A Summit resident for many years and a member of Temple Sinai there, Behrman moved to Bethesda, Md., following his retirement in 2000 to be near his daughter and son-in-law, Rachel and Jeffrey Sherman, and four of his grandchildren.
Behrman took over the family business in the late 1940s from his father, Louis, who had founded the company in 1921, the same year Jacob was born.
Under Jacob’s leadership, the company published books and religious texts used primarily, though not exclusively, in religious school education over the past half century. According to the company website, Behrman saw the textbooks that his children brought home from religious school and believed he could improve upon them.
Among the books he went on to publish were The Traditional Prayer Book for Sabbath and Festivals by David de Sola and the Jewish Heritage Series, a set of introductory volumes whose contributors included the novelist Meyer Levin.

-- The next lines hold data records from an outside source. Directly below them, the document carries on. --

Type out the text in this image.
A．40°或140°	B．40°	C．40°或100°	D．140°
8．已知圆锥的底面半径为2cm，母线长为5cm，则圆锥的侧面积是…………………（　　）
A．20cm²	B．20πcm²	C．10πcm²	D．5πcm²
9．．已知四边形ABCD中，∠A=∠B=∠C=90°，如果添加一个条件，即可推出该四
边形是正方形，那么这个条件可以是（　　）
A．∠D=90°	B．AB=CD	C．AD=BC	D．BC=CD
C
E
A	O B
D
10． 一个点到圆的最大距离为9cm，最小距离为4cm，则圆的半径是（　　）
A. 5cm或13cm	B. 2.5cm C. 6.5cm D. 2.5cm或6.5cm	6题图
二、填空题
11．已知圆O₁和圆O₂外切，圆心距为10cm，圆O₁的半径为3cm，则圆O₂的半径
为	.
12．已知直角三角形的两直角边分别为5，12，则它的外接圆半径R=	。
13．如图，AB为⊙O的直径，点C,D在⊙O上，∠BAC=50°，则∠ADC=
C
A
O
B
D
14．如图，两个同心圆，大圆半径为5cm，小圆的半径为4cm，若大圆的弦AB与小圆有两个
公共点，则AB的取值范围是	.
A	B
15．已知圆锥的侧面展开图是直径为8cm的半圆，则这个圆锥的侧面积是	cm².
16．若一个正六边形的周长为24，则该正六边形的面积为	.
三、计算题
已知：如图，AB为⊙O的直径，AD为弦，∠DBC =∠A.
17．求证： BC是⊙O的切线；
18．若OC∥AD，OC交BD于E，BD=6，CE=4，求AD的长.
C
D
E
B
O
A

One series in particular stood out as Jacob’s favorite, according to his daughter-in-law Vicki Weber: The Rabbi’s Bible, whose coauthors included the late Rabbi Morrison Bial, then of Temple Sinai. Published by Behrman House in the 1960s, it features the full text of Torah along with traditional commentary. “He felt the content was exceptionally rich while remaining true to the original Torah text,” said Weber, head of marketing, sales, and strategic research at Behrman House. “It was accessible to young people but still authentic.”
Behrman was an honorary member of the National Association of Temple Educators, and he received an honorary degree from the Hebrew Union College-Jewish Institute of Religion in 1998.

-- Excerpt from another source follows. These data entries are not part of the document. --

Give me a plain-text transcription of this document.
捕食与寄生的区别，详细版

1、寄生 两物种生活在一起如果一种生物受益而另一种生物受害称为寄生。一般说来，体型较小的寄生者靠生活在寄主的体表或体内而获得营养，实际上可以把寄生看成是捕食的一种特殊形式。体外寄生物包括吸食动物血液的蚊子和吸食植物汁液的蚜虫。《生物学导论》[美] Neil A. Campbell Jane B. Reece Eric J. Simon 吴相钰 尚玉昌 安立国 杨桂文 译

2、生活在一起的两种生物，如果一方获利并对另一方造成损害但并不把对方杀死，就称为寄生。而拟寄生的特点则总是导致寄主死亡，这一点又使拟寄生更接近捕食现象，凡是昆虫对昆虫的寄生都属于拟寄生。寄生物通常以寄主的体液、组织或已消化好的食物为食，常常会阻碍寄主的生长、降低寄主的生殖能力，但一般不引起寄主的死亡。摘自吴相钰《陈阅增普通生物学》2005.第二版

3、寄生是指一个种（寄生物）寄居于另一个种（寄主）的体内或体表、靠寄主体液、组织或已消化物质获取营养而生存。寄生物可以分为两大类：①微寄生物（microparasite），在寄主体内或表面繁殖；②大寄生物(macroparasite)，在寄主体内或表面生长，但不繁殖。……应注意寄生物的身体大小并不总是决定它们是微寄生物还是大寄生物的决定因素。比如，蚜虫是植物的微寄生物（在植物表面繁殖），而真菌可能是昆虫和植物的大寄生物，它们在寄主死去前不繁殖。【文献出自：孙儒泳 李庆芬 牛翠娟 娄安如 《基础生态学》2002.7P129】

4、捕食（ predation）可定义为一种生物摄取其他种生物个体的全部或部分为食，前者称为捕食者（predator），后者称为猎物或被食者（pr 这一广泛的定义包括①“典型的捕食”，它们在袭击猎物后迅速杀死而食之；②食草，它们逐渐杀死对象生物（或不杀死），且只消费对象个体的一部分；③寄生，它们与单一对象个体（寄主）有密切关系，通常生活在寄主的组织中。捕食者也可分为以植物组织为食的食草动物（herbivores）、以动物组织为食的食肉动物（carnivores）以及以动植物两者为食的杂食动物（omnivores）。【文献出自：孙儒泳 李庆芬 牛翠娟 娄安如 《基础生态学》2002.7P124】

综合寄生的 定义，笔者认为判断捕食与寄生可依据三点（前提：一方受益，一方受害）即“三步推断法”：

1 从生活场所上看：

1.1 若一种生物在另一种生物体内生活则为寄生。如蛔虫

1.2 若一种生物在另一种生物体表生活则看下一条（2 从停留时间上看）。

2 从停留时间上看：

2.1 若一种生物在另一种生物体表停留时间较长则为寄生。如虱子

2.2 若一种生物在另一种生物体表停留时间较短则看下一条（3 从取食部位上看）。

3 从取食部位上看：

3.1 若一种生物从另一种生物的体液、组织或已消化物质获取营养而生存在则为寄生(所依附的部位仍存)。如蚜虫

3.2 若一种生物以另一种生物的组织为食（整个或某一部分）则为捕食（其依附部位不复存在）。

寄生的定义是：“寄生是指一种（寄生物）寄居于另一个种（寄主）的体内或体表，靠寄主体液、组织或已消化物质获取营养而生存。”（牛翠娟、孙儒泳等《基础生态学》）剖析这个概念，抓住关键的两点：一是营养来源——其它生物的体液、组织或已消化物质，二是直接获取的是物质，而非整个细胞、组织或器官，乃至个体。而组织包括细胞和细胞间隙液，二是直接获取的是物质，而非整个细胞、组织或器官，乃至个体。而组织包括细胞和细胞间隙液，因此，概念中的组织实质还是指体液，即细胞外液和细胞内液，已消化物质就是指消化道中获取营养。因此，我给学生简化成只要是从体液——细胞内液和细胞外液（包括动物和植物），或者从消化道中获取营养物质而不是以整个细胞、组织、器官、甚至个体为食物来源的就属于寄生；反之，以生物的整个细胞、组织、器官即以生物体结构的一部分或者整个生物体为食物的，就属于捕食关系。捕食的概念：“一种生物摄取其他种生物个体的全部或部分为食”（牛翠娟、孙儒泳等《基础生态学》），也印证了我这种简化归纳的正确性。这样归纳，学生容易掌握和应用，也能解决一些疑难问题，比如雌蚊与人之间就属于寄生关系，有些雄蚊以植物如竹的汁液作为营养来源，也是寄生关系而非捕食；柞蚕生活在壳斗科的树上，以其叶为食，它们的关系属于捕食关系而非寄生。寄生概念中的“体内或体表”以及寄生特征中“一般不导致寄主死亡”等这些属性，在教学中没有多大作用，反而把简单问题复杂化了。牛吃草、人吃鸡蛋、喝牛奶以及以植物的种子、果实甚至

Behrman grew up in the Midwood section of Brooklyn and earned a bachelor’s degree from Brooklyn College. He served in World War II, earning a Purple Heart from injuries sustained during the Battle of the Bulge. He joined the family business after the war, when it was still located in New York City, on Broadway near Herald Square. The company moved to West Orange in the mid-1980s as the business grew. He continued to run Behrman House until the late 1990s, when his son David stepped in. In 2000, as Jacob retired, the business consolidated all of its warehouse and office space in one location in Springfield, where it is now located.
“Jacob Behrman’s legacy lies in the library of books that, thanks to him, saw the light of day. He lives on through Behrman House,” wrote historian Jonathan Sarna, in an on-line condolence book.

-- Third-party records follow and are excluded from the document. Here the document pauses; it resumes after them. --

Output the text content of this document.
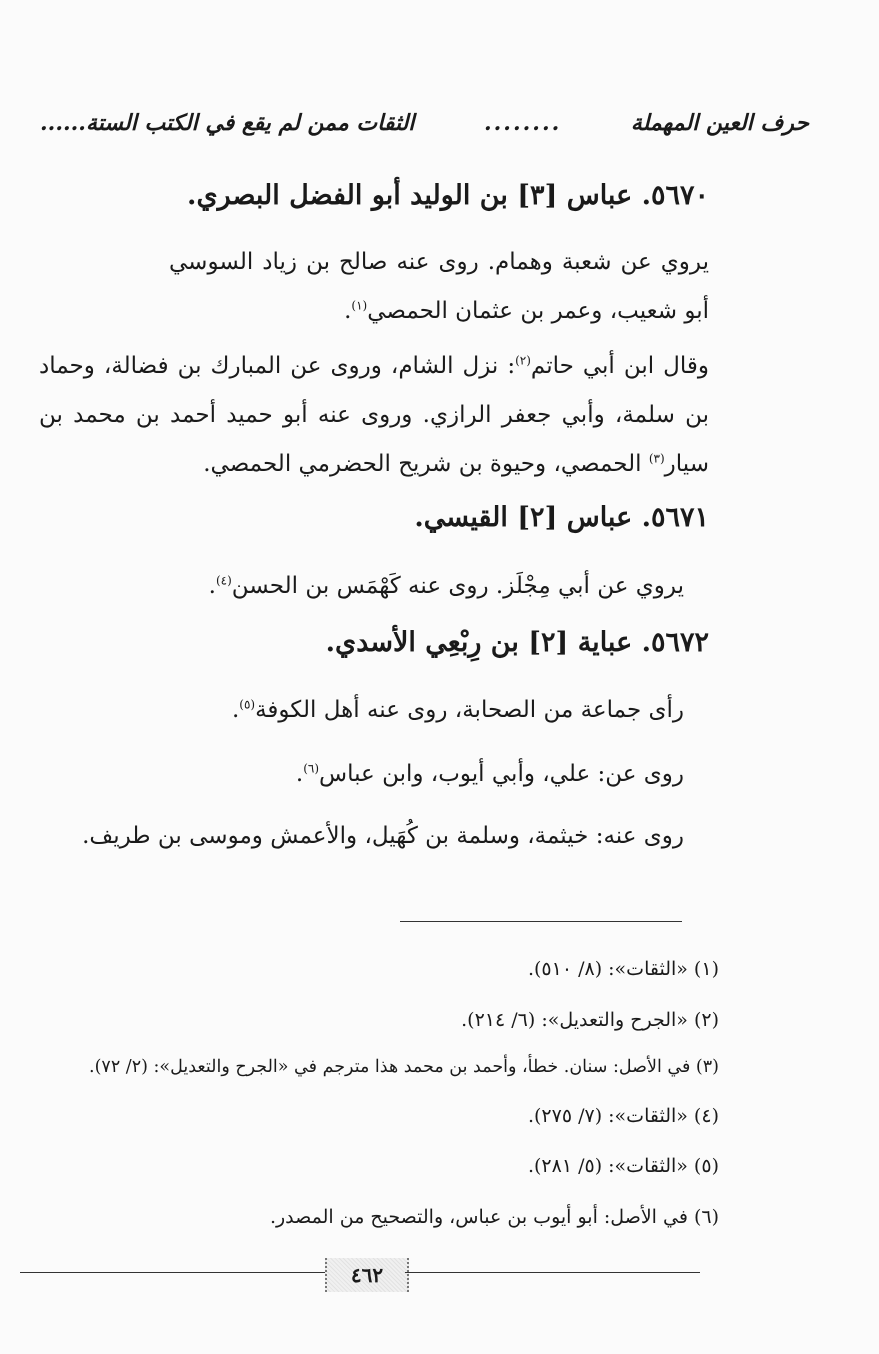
حرف العين المهملة
........
الثقات ممن لم يقع في الكتب الستة
......
٥٦٧٠. عباس [٣] بن الوليد أبو الفضل البصري.
يروي عن شعبة وهمام. روى عنه صالح بن زياد السوسي أبو شعيب، وعمر بن عثمان الحمصي$^{(١)}$.
وقال ابن أبي حاتم$^{(٢)}$: نزل الشام، وروى عن المبارك بن فضالة، وحماد بن سلمة، وأبي جعفر الرازي. وروى عنه أبو حميد أحمد بن محمد بن سيار$^{(٣)}$ الحمصي، وحيوة بن شريح الحضرمي الحمصي.
٥٦٧١. عباس [٢] القيسي.
يروي عن أبي مِجْلَز. روى عنه كَهْمَس بن الحسن$^{(٤)}$.
٥٦٧٢. عباية [٢] بن رِبْعِي الأسدي.
رأى جماعة من الصحابة، روى عنه أهل الكوفة$^{(٥)}$.
روى عن: علي، وأبي أيوب، وابن عباس$^{(٦)}$.
روى عنه: خيثمة، وسلمة بن كُهَيل، والأعمش وموسى بن طريف.
(١) «الثقات»: (٨/ ٥١٠).
(٢) «الجرح والتعديل»: (٦/ ٢١٤).
(٣) في الأصل: سنان. خطأ، وأحمد بن محمد هذا مترجم في «الجرح والتعديل»: (٢/ ٧٢).
(٤) «الثقات»: (٧/ ٢٧٥).
(٥) «الثقات»: (٥/ ٢٨١).
(٦) في الأصل: أبو أيوب بن عباس، والتصحيح من المصدر.
٤٦٢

In addition to David Behrman and Vicki Weber and the Shermans, Behrman is survived by his grandchildren, Rebecca, Joel, and Benjamin Behrman and Aaron, Hannah, Jonathan, and Ruth Sherman.
Funeral services were held Sept. 24 at Ohev Sholom-The National Synagogue and he was buried at Ohev Sholom Cemetery, both in Washington, DC. He was predeceased by his first wife, Rita Osband Behrman. His second marriage ended in divorce.
Memorial contributions may be made to the Jacob Behrman Israel and Holocaust Scholarship Fund, c/o CES JDS or to the B-CC Rescue Squad.